In other words, the number of decisions got implemented during 2011 was 2.3 times as much as for 2010. More specifically, the implemented decisions pertained to recommendations issued in 2011 (222), 2010 (425), 2009 (48), 2008 (52), 2007 (6), 2006 (2), 2005 (2), 2003 (1) and 2002 (2).
In 2011, the FTO received 1390 individual taxpayer complaints of which 706 (50.80%) pertained to income tax, 349 (25.10%) to customs, 328 (23.60%) to sales tax, and 7 (0.50%) to Federal Excise Duty. Of these, 1218 (87.63%) complaints were decided by 31st December 2011.
Of the decided complaints, 1053 (86.45%) ended up in favor of taxpayers.
For the first time in the history of FTO, the taxpayers’ grievances in as many as 370 complaints filed during 2011 were got redressed during the investigation phase.
The focus was shifted to getting the disputes resolved, from issuing Recommendations at the end of investigation. Out of Recommendation issued in 683 complaints during 2011, FBR implemented 222 cases and filed representations in 211 cases. In addition, 184 complaints pending from 2010 were also disposed of by March 31, 2011.
In early 2011 the FTO submitted the `Container Scam’ investigation report to the Supreme Court.
The scam turned out to be `mother of all scams’.
The ongoing follow-up investigation led to detection of at least 28,802 commercial containers and a further 3,542 containers imported in the name of ISAF/NATO that went `missing’ during the period January 2007 to October 2010, and the numbers are still rising.
While the security-related aspects of the scam are yet to be quantified, the colossal loss of revenue, assuming that these containers carried the usual smuggling-prone items, was estimated at over Rs 60 billion.
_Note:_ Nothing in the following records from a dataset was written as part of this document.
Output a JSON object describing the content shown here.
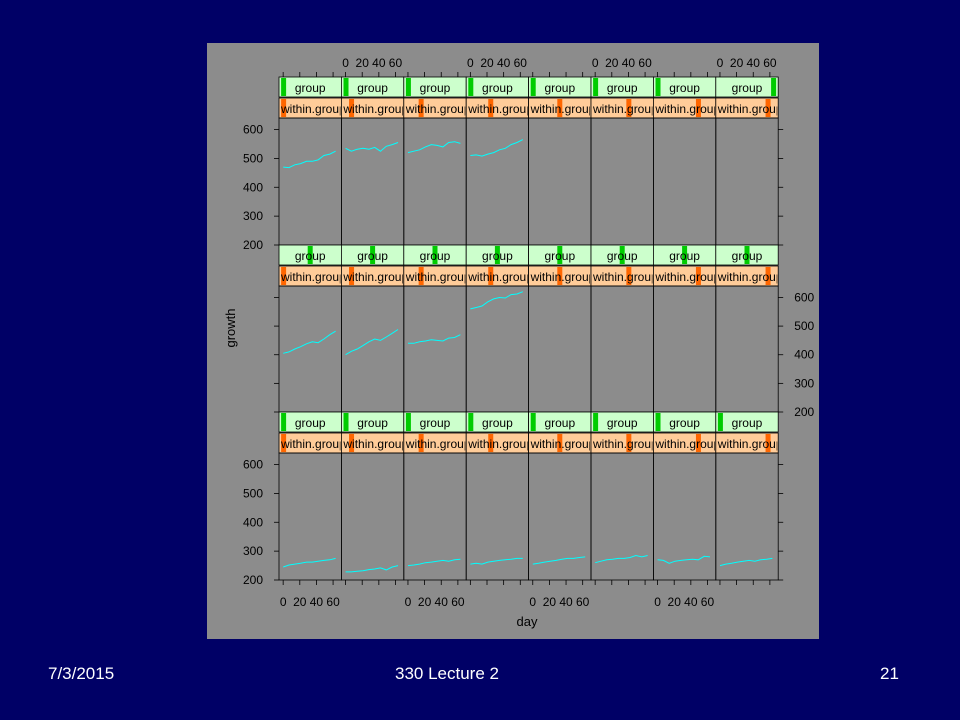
{
  "slide": {
    "date": "7/3/2015",
    "title": "330 Lecture 2",
    "page": "21"
  },
  "colors": {
    "slide_background": "#000066",
    "plot_background": "#8c8c8c",
    "strip_group": "#ccffcc",
    "strip_within": "#ffcc99",
    "marker_group": "#00cc00",
    "marker_within": "#ff6600",
    "line": "#00ffff",
    "footer_text": "#ffffff"
  },
  "chart_data": {
    "type": "line",
    "xlabel": "day",
    "ylabel": "growth",
    "xlim": [
      -5,
      70
    ],
    "ylim": [
      200,
      640
    ],
    "x_ticks": [
      "0",
      "20",
      "40",
      "60"
    ],
    "y_ticks": [
      "200",
      "300",
      "400",
      "500",
      "600"
    ],
    "layout": {
      "columns": 8,
      "rows": 3
    },
    "strip_labels": [
      "group",
      "within.group"
    ],
    "panels": [
      {
        "row": 1,
        "col": 1,
        "group_level": 0.02,
        "within_level": 0.02,
        "x": [
          0,
          7,
          14,
          21,
          28,
          35,
          42,
          49,
          56,
          63
        ],
        "y": [
          470,
          468,
          478,
          482,
          490,
          490,
          495,
          510,
          515,
          525
        ]
      },
      {
        "row": 1,
        "col": 2,
        "group_level": 0.02,
        "within_level": 0.12,
        "x": [
          0,
          7,
          14,
          21,
          28,
          35,
          42,
          49,
          56,
          63
        ],
        "y": [
          535,
          525,
          532,
          535,
          532,
          538,
          525,
          542,
          548,
          555
        ]
      },
      {
        "row": 1,
        "col": 3,
        "group_level": 0.02,
        "within_level": 0.25,
        "x": [
          0,
          7,
          14,
          21,
          28,
          35,
          42,
          49,
          56,
          63
        ],
        "y": [
          520,
          525,
          530,
          540,
          548,
          545,
          540,
          555,
          558,
          552
        ]
      },
      {
        "row": 1,
        "col": 4,
        "group_level": 0.02,
        "within_level": 0.38,
        "x": [
          0,
          7,
          14,
          21,
          28,
          35,
          42,
          49,
          56,
          63
        ],
        "y": [
          510,
          512,
          508,
          515,
          520,
          530,
          535,
          548,
          555,
          565
        ]
      },
      {
        "row": 1,
        "col": 5,
        "group_level": 0.02,
        "within_level": 0.5,
        "x": [],
        "y": []
      },
      {
        "row": 1,
        "col": 6,
        "group_level": 0.02,
        "within_level": 0.62,
        "x": [],
        "y": []
      },
      {
        "row": 1,
        "col": 7,
        "group_level": 0.02,
        "within_level": 0.75,
        "x": [],
        "y": []
      },
      {
        "row": 1,
        "col": 8,
        "group_level": 0.98,
        "within_level": 0.88,
        "x": [],
        "y": []
      },
      {
        "row": 2,
        "col": 1,
        "group_level": 0.5,
        "within_level": 0.02,
        "x": [
          0,
          7,
          14,
          21,
          28,
          35,
          42,
          49,
          56,
          63
        ],
        "y": [
          405,
          410,
          420,
          428,
          438,
          445,
          442,
          455,
          470,
          482
        ]
      },
      {
        "row": 2,
        "col": 2,
        "group_level": 0.5,
        "within_level": 0.12,
        "x": [
          0,
          7,
          14,
          21,
          28,
          35,
          42,
          49,
          56,
          63
        ],
        "y": [
          400,
          412,
          420,
          432,
          445,
          455,
          450,
          462,
          475,
          488
        ]
      },
      {
        "row": 2,
        "col": 3,
        "group_level": 0.5,
        "within_level": 0.25,
        "x": [
          0,
          7,
          14,
          21,
          28,
          35,
          42,
          49,
          56,
          63
        ],
        "y": [
          440,
          440,
          445,
          448,
          452,
          450,
          448,
          458,
          460,
          470
        ]
      },
      {
        "row": 2,
        "col": 4,
        "group_level": 0.5,
        "within_level": 0.38,
        "x": [
          0,
          7,
          14,
          21,
          28,
          35,
          42,
          49,
          56,
          63
        ],
        "y": [
          560,
          565,
          570,
          585,
          595,
          600,
          598,
          610,
          612,
          620
        ]
      },
      {
        "row": 2,
        "col": 5,
        "group_level": 0.5,
        "within_level": 0.5,
        "x": [],
        "y": []
      },
      {
        "row": 2,
        "col": 6,
        "group_level": 0.5,
        "within_level": 0.62,
        "x": [],
        "y": []
      },
      {
        "row": 2,
        "col": 7,
        "group_level": 0.5,
        "within_level": 0.75,
        "x": [],
        "y": []
      },
      {
        "row": 2,
        "col": 8,
        "group_level": 0.5,
        "within_level": 0.88,
        "x": [],
        "y": []
      },
      {
        "row": 3,
        "col": 1,
        "group_level": 0.02,
        "within_level": 0.02,
        "x": [
          0,
          7,
          14,
          21,
          28,
          35,
          42,
          49,
          56,
          63
        ],
        "y": [
          245,
          252,
          255,
          258,
          262,
          262,
          265,
          268,
          270,
          275
        ]
      },
      {
        "row": 3,
        "col": 2,
        "group_level": 0.02,
        "within_level": 0.12,
        "x": [
          0,
          7,
          14,
          21,
          28,
          35,
          42,
          49,
          56,
          63
        ],
        "y": [
          228,
          228,
          230,
          232,
          236,
          238,
          242,
          235,
          245,
          250
        ]
      },
      {
        "row": 3,
        "col": 3,
        "group_level": 0.02,
        "within_level": 0.25,
        "x": [
          0,
          7,
          14,
          21,
          28,
          35,
          42,
          49,
          56,
          63
        ],
        "y": [
          250,
          252,
          255,
          260,
          262,
          265,
          268,
          265,
          270,
          272
        ]
      },
      {
        "row": 3,
        "col": 4,
        "group_level": 0.02,
        "within_level": 0.38,
        "x": [
          0,
          7,
          14,
          21,
          28,
          35,
          42,
          49,
          56,
          63
        ],
        "y": [
          255,
          258,
          255,
          262,
          265,
          268,
          270,
          272,
          275,
          275
        ]
      },
      {
        "row": 3,
        "col": 5,
        "group_level": 0.02,
        "within_level": 0.5,
        "x": [
          0,
          7,
          14,
          21,
          28,
          35,
          42,
          49,
          56,
          63
        ],
        "y": [
          255,
          258,
          262,
          265,
          268,
          272,
          275,
          275,
          278,
          280
        ]
      },
      {
        "row": 3,
        "col": 6,
        "group_level": 0.02,
        "within_level": 0.62,
        "x": [
          0,
          7,
          14,
          21,
          28,
          35,
          42,
          49,
          56,
          63
        ],
        "y": [
          260,
          265,
          270,
          272,
          275,
          275,
          278,
          285,
          280,
          285
        ]
      },
      {
        "row": 3,
        "col": 7,
        "group_level": 0.02,
        "within_level": 0.75,
        "x": [
          0,
          7,
          14,
          21,
          28,
          35,
          42,
          49,
          56,
          63
        ],
        "y": [
          270,
          268,
          258,
          265,
          268,
          270,
          272,
          270,
          282,
          280
        ]
      },
      {
        "row": 3,
        "col": 8,
        "group_level": 0.02,
        "within_level": 0.88,
        "x": [
          0,
          7,
          14,
          21,
          28,
          35,
          42,
          49,
          56,
          63
        ],
        "y": [
          250,
          255,
          258,
          262,
          265,
          268,
          265,
          270,
          272,
          275
        ]
      }
    ]
  }
}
The impact of FTO investigation on local industry, which was dying due to flood of `duty-free’ smuggled items, had been phenomenal. Not only had the transit-related `smuggling’ registered a staggering drop of 60 percent, the investigation was yielding over Rs 1 billion per month in additional revenue due to diversion of smuggling-prove items to regular import channels. In a 2011 study conducted by the Islamic Countries Society of Statistical Sciences (ISOSS), a Lahore-based independent research organization, over 90 percent of the respondents who had actually interacted with FTO rated FTO as most helpful and most clean public sector organization in Pakistan.
The advisors and staff of FTO deserve generous appreciation for having achieved so high. One of the four organizations that contributed in improving Pakistan’s rank in 2011 was FTO Office, the other three being Public Accounts Committee of Parliament, Judiciary, and the Ministry of Defence for applying PPRA rules.